Mobile communication has developed extensively in the past few decades in terms of the diversity of applications, data rates, and the heterogeneity of device types. This growth requires constant technological advances to meet the increasing quality of service and capacity demand. Increasing capacity is a very challenging task due to the scarcity of the available electromagnetic spectrum and the aggressive frequency reuse; i.e., the same frequencies are used concurrently by adjacent Base Stations (BSs). This creates interference between BSs and User Equipment devices (UEs) in adjacent cells, interference which is a major factor in limiting overall network throughput. Thus, different levels of coordination/cooperation among BSs, known as Coordinated Multi-point (CoMP) techniques, are a key to enhancing the network capacity and to keeping interference at an adequate level to ensure service availability.
In downlink CoMP, BSs coordinate transmission to mitigate interference to each other's terminals or work as one to become a single distributed BS which serves all the UEs in a range by applying joint precoding and decoding. Two types of cooperation are Coordinated Scheduling and Coordinated Beamforming (CS/CB) and Joint Processing (JP), which increases the number of degrees of freedom. These schemes require joint optimization of BSs' precoding matrices. In general they require distribution of Channel State Information (CSI); i.e., the interference channel between each BS and UE. To reduce complexity and CSI acquisition overhead. BSs may cooperate only within clusters and treat out-of-cluster interference (OCI) as noise.
UEs estimate direct and interference channels from each BS. They then quantize the estimated channels according to codebooks designed for this purpose and send the quantized estimates as feedback to the BSs.
Previous work on CSI feedback includes work on codebook design and bit allocation based on channel types (i.e., direct channel or interference channel), as well as work on optimizing other network parameters, such as bit rate. Such work includes Wild, “A rake-finger based efficient channel state information feedback compression scheme for the MIMO OFDM FDD downlink,” İ Vehicular Technology Conference (VTC 2010-Spring), 2010 IEEE 71st, May 2010, whose disclosure is incorporated herein by reference. Efficient CSI codebooks can exploit temporal correlation and/or allocate a different number of bits to direct-channel feedback and interference-channel feedback, while taking channel gain into account. A further approach has been to allocate feedback bits to maximize the sum-rate. Other methods combine quantization with precoding design while taking into account very little feedback, or determine suitable transmission rank and scheduling with limited feedback. Furthermore, the feedback overhead can be reduced by excluding users with low channel gains from feeding back their CSI. Another technique for precoding design without feedback or with very little feedback is to apply distributed iterative procedures, where in each iteration the BSs adjust their precoding matrices based on local measurements, such as the overall interference at each UE. In general, iterative schemes provide good performance in slow varying channels, but are less suitable for moderate/high Doppler spread. Despite the progress in reducing CSI feedback overhead, or compensating for limited feedback, this constraint is still a major factor in limiting CoMP performance, and is recognized as an important challenge in the development of 5G networks.

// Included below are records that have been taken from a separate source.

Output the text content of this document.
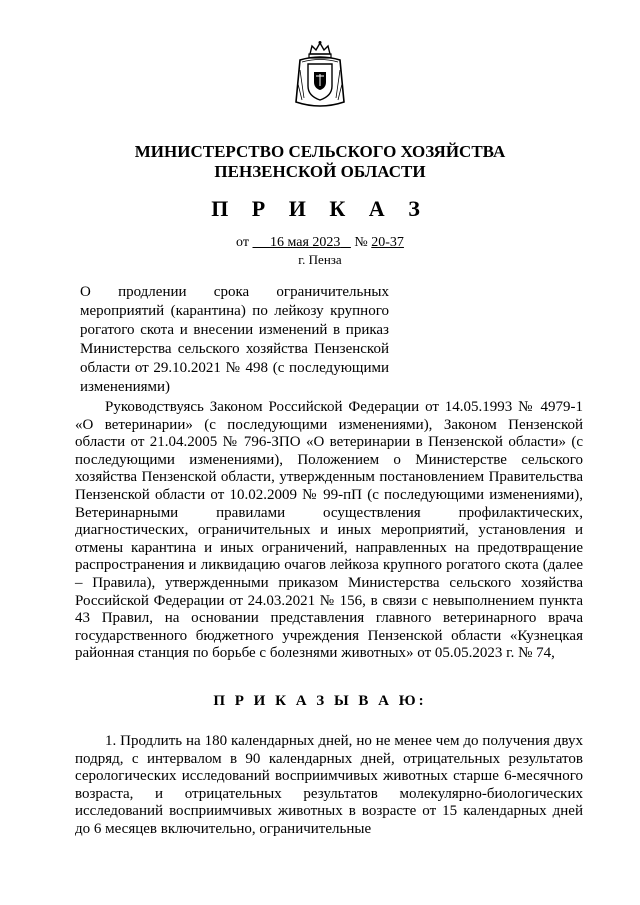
МИНИСТЕРСТВО СЕЛЬСКОГО ХОЗЯЙСТВА
ПЕНЗЕНСКОЙ ОБЛАСТИ
П Р И К А З
от 16 мая 2023 № 20-37
г. Пенза
О продлении срока ограничительных мероприятий (карантина) по лейкозу крупного рогатого скота и внесении изменений в приказ Министерства сельского хозяйства Пензенской области от 29.10.2021 № 498 (с последующими изменениями)

Руководствуясь Законом Российской Федерации от 14.05.1993 № 4979-1 «О ветеринарии» (с последующими изменениями), Законом Пензенской области от 21.04.2005 № 796-ЗПО «О ветеринарии в Пензенской области» (с последующими изменениями), Положением о Министерстве сельского хозяйства Пензенской области, утвержденным постановлением Правительства Пензенской области от 10.02.2009 № 99-пП (с последующими изменениями), Ветеринарными правилами осуществления профилактических, диагностических, ограничительных и иных мероприятий, установления и отмены карантина и иных ограничений, направленных на предотвращение распространения и ликвидацию очагов лейкоза крупного рогатого скота (далее – Правила), утвержденными приказом Министерства сельского хозяйства Российской Федерации от 24.03.2021 № 156, в связи с невыполнением пункта 43 Правил, на основании представления главного ветеринарного врача государственного бюджетного учреждения Пензенской области «Кузнецкая районная станция по борьбе с болезнями животных» от 05.05.2023 г. № 74,

П Р И К А З Ы В А Ю:

1. Продлить на 180 календарных дней, но не менее чем до получения двух подряд, с интервалом в 90 календарных дней, отрицательных результатов серологических исследований восприимчивых животных старше 6-месячного возраста, и отрицательных результатов молекулярно-биологических исследований восприимчивых животных в возрасте от 15 календарных дней до 6 месяцев включительно, ограничительные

Methods for handling inter-cell interference are described in U.S. Pat. No. 7,912,014 to Molisch, et al., whose disclosure is incorporated herein by reference. Additional methods are described in Gesbert, et al., “Multi-Cell MIMO Cooperative Networks: A New Look at Interference” (IEEE Journal on Selected areas of Communications, Vol. 28, No. 9, December 2010), and in Kerret, et al., “Spatial CSIT allocation policies for network MIMO channels,” (IEEE Transactions on Information Theory, vol. 60, pp. 4158-4169, July 2014), whose disclosures are incorporated herein by reference. Formulas for interference channels are presented in Wu, et al., “Degrees of Freedom of the Interference Channel: a General Formula”, 2011 IEEE International Symposium on Information Theory Proceedings, 1344-1348, whose disclosure is incorporated herein by reference. Notation: Matrices and vectors are denoted by boldface symbols, where italicized boldface letters, e.g. x, denote column vectors; whereas non-italicized boldface letters, e.g. x, denote row vectors, and bold capital letters denote matrices. ( )T and ( )† denote the transpose and conjugate transpose operations, respectively. IN is the N×N identity matrix, Tr(·) (denotes the trace of a matrix and ∥·∥ denotes the Frobenius norm.
Notation: Matrices and vectors are denoted by boldface symbols, where italicized boldface letters, e.g. x, denote column vector; whereas non-italicized boldface letters, e.g. x, denote row vector, and bold capital letters denote matrices. The conjugate transpose of matrix or vector is denoted by ( )*, IN is the N×N identity matrix, tr(·) denotes the trace of a matrix and ∥·∥ denotes the Frobenius norm.